Biozentrum (M. Hall group): The role of arginine metabolism in mTOR signaling during ageing and cancer
i. Objective of research: To dissect the role of arginine metabolism in mTOR signaling during ageing and cancer.
ii. Current state of the art: The mTOR signaling pathway controls cell growth and organismal ageing but is also frequently activated in hepatocellular carcinoma (HCC). Activation of mTOR requires amino acid sufficiency, in particular arginine. Alterations in amino acid metabolism in multiple cancers are increasingly apparent. However, how arginine metabolism is deregulated in and impacts HCC is not characterized. To better understand changes in amino acid metabolism, we profiled amino acid levels in tumors from an HCC mouse model with liver-specific deletion of the two tumor suppressors and mTOR inhibitors PTEN and TSC1 (L-dKO)1. While the levels of several amino acids were found to be decreased, arginine levels were specifically increased in the tumors, as compared to control liver tissue. Subsequent proteomic and transcriptomic analyses of L-dKO tumors and of HCC biopsies from human patients2 revealed deregulation of arginine metabolism. Arginine uptake was increased while arginine catabolism was decreased, thereby explaining the observed high levels of arginine. We will investigate how arginine metabolism changes affect tumor progression in vivo and how these alterations can be exploited for therapy.

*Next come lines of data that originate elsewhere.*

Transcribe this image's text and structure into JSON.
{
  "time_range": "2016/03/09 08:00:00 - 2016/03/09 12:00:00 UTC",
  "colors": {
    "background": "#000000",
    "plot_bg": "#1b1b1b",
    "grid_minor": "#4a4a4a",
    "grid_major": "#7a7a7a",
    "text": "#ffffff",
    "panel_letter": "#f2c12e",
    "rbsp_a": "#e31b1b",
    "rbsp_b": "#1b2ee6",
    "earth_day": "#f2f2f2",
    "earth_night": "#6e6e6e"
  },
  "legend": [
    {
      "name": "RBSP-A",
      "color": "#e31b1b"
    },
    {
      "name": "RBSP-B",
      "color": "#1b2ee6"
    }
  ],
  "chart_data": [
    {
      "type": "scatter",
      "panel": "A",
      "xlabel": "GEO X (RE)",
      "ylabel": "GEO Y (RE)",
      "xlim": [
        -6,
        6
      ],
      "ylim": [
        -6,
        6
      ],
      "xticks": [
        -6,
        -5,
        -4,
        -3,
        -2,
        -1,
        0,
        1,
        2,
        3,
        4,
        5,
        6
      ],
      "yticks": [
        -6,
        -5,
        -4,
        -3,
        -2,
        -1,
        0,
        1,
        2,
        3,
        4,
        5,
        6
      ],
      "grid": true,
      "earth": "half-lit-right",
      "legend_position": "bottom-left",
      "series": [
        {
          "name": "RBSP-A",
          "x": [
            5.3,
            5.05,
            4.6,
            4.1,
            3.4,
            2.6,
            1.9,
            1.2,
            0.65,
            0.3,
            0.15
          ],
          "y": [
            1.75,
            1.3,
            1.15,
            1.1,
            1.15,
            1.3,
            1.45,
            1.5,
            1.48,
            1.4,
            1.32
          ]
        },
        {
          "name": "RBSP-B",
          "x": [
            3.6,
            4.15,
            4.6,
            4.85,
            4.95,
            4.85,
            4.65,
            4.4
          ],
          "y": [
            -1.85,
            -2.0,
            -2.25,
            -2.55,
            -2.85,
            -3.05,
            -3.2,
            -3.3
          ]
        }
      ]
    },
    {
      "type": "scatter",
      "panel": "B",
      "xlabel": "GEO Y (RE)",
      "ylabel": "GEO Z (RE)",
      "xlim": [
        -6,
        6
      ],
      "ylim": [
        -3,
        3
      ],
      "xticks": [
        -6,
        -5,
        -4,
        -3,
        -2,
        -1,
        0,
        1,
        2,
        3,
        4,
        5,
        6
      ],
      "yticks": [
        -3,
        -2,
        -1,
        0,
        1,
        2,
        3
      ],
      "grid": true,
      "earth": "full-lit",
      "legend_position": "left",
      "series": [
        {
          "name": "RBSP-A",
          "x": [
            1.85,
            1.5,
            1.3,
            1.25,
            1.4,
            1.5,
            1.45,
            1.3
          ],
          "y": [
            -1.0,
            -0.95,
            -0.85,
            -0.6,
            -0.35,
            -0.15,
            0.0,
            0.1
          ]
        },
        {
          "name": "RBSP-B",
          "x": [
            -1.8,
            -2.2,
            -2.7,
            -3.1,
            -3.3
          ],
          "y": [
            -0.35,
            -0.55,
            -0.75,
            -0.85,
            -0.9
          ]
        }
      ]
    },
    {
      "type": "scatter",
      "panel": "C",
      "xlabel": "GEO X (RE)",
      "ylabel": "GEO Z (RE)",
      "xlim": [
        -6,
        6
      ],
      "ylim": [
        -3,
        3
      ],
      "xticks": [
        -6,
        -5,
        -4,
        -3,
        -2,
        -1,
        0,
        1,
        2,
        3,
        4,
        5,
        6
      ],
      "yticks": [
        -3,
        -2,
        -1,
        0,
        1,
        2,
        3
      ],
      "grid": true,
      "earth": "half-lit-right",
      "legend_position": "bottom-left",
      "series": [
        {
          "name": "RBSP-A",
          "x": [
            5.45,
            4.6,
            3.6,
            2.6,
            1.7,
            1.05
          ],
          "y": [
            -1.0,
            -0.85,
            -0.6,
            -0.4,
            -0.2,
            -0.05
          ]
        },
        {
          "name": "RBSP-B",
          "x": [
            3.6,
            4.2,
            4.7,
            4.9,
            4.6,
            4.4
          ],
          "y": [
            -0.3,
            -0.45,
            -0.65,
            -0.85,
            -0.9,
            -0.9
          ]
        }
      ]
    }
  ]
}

iii. Research methodology and approach: We will perform tissue microarray analysis to determine how common the alterations of arginine metabolic enzymes are in HCC patients. To investigate how changes in expression of arginine metabolic enzymes affect arginine-related metabolites, we will perform metabolomic analyses of L-dKO tumors and human HCC biopsies. We will use liver cancer cell lines to investigate the effect of alterations in arginine metabolic enzymes on cancer cell growth, metabolism and mTORC1 activity. Our preliminary findings suggest that that changes in the expression of arginine metabolism enzymes are at the transcriptional level. We aim to explore which transcription factors and signaling pathways regulate arginine metabolic enzymes. Finally, to validate the role of arginine metabolic enzymes in HCC, we will overexpress or silence candidate genes in young L-dKO and control animals using liver-specific adeno-associated viruses and monitor tumor burden and mTORC1 activity. In particular, we aim to test the hypothesis that arginine metabolism is altered in HCC to sustain mTORC1 activity.
iv. Originality and innovative aspects of the ESR project: Using high-throughput proteomics and genomics approaches, we will dissect the role of arginine metabolism in HCC in mouse and human HCC allowing us to reveal new strategies in the treatment of HCC.
v. Integration of the ESR project to the overall research programme: Our ESR will work with the Amazentis group to test new nutraceuticals on L-dKO, with ProtATonce on the evaluation of proteomics markers and with the Garinis group to evaluate the arginine metabolism on NER progeroid animals.